Thursday, March 08, 2007

It's time for a new Defence Minister

liberal catnip has been all over this for some time now. And now, the International Committee of the Red Cross has confirmed that Canadian Defence Minister Gordon O'Connor does not have his facts straight.
The International Committee of the Red Cross confirmed Wednesday that it has no role in monitoring the Canada-Afghanistan detainee-transfer agreement, in direct contradiction to assurances Defence Minister Gordon O'Connor has made to the House of Commons.

The Red Cross also said that it would never divulge to Ottawa any abuses it might identify in Afghan prisons.

"We were informed of the agreement, but we are not a party to it and we are not monitoring the implementation of it," Simon Schorno, a spokesman for the ICRC, said in an interview.

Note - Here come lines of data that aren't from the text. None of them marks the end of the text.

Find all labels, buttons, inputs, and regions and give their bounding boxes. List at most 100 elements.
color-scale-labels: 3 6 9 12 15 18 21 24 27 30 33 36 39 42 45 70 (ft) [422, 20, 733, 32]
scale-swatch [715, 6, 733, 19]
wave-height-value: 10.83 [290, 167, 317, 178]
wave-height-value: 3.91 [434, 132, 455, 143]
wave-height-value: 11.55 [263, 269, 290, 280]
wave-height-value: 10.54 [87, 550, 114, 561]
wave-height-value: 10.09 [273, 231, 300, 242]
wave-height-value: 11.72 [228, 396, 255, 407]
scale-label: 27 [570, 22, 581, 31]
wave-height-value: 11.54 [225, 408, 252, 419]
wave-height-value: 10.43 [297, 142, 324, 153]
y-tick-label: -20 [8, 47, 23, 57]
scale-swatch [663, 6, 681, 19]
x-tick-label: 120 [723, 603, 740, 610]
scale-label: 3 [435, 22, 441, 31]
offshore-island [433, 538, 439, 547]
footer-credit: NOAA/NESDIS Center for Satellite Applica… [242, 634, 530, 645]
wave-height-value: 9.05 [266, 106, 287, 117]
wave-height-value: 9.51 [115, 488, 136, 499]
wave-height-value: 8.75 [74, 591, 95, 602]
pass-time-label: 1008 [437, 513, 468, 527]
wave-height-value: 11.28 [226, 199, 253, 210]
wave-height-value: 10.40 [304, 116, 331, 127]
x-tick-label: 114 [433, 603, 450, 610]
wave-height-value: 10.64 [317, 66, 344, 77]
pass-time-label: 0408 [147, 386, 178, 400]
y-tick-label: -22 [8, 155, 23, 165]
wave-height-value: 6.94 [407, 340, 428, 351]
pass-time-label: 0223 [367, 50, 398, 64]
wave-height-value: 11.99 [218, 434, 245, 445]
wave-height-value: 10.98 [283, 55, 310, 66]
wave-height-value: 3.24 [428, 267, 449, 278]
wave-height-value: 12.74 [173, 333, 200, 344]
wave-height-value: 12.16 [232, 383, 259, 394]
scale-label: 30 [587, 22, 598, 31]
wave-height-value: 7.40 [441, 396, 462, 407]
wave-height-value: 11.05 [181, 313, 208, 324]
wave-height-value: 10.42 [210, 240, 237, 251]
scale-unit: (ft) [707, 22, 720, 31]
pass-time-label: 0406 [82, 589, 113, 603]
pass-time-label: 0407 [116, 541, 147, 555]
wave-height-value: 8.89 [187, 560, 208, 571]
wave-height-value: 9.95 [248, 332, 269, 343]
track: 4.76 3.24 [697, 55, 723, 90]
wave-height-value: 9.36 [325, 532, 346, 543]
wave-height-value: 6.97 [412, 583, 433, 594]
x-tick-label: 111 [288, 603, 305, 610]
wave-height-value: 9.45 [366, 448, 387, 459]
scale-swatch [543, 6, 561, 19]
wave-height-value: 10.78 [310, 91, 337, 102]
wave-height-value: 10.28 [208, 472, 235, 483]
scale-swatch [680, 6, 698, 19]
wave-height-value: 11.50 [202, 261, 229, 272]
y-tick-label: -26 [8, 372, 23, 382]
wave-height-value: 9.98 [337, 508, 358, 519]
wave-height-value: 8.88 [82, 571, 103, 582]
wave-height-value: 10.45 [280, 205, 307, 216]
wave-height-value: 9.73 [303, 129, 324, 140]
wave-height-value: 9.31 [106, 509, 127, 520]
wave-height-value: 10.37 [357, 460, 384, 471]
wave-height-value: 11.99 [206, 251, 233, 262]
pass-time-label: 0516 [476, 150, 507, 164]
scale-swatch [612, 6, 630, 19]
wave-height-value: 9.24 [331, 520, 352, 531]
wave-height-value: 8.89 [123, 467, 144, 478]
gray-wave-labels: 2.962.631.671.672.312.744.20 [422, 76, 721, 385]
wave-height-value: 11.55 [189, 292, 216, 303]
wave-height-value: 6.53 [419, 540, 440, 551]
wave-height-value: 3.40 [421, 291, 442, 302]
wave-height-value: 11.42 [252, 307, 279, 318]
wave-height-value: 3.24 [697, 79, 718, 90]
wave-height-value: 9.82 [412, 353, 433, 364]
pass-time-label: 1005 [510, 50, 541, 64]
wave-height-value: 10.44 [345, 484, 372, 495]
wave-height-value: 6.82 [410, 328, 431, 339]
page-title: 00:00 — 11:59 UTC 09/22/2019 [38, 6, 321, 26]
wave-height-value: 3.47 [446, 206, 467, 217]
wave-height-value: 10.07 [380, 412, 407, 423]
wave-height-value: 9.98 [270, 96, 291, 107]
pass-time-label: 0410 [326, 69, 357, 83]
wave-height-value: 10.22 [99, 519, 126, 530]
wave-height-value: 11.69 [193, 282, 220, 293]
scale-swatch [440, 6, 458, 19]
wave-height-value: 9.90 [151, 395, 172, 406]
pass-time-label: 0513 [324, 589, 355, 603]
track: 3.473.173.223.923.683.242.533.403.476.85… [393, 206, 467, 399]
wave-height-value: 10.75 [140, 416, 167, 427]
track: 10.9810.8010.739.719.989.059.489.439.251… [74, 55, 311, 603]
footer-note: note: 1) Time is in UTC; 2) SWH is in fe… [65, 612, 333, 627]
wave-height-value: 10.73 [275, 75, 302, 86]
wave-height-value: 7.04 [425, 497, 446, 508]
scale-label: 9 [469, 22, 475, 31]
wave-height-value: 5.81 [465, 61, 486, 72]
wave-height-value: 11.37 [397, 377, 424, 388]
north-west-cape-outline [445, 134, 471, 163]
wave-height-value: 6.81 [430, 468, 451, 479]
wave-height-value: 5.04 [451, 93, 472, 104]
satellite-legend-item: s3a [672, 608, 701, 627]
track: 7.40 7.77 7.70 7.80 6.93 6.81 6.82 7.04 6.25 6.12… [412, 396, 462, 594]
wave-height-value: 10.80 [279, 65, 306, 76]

In his most explicit statement to the House of Commons on May 31, Mr. O'Connor said: "The Red Cross or the Red Crescent is responsible to supervise their treatment once the prisoners are in the hands of the Afghan authorities. If there is something wrong with their treatment, the Red Cross or Red Crescent would inform us and we would take action."

That's not the truth.

It now puts into question the entire process of dealing with prisoners captured by Canadian Forces in Afghanistan. The truth is, the ICRC monitors the treatment of prisoners under international guidelines. If they detect prisoner abuse they issue a report, usually in a confidential manner, to all parties involved. The ICRC would be violating the mandate set out for them if they were to enter into any specific agreement with any belligerent involved.

O'Connor's suggestion that the ICRC supervises the treatment of prisoners is patently false. The ICRC monitors conditions under which prisoners are held and issues public reports while confidentially reminding the belligerent parties of their obligations under Third and Fourth Geneva Conventions.

O'Connor is a retired brigadier-general. He knows all this. Or, at least he should.

This has been the ICRC mandate in this regard for as far back as I can remember:

The International Committee of the Red Cross (ICRC) is mandated by the High Contracting Parties to the Geneva Conventions to monitor the full application of and respect for the Third and Fourth Geneva Conventions regarding the treatment of persons deprived of their liberty. The ICRC reminds the High Contracting Parties concerned, usually in a confidential way, of their humanitarian obligations under all four Geneva Conventions, in particular the Third and Fourth Geneva Conventions as far as treatment of persons deprived of their liberty is concerned and under Protocol 1 of 1977 additional to the Geneva Conventions, confirmed and reaffirmed rules of customary law and universally acknowledged principles of humanity.
Whether O'Connor is demonstrating a lack of knowledge of the ICRC position, or whether he is deliberately misleading Canadians is of little concern at this point. It is enough to demand his resignation as Minister of National Defence.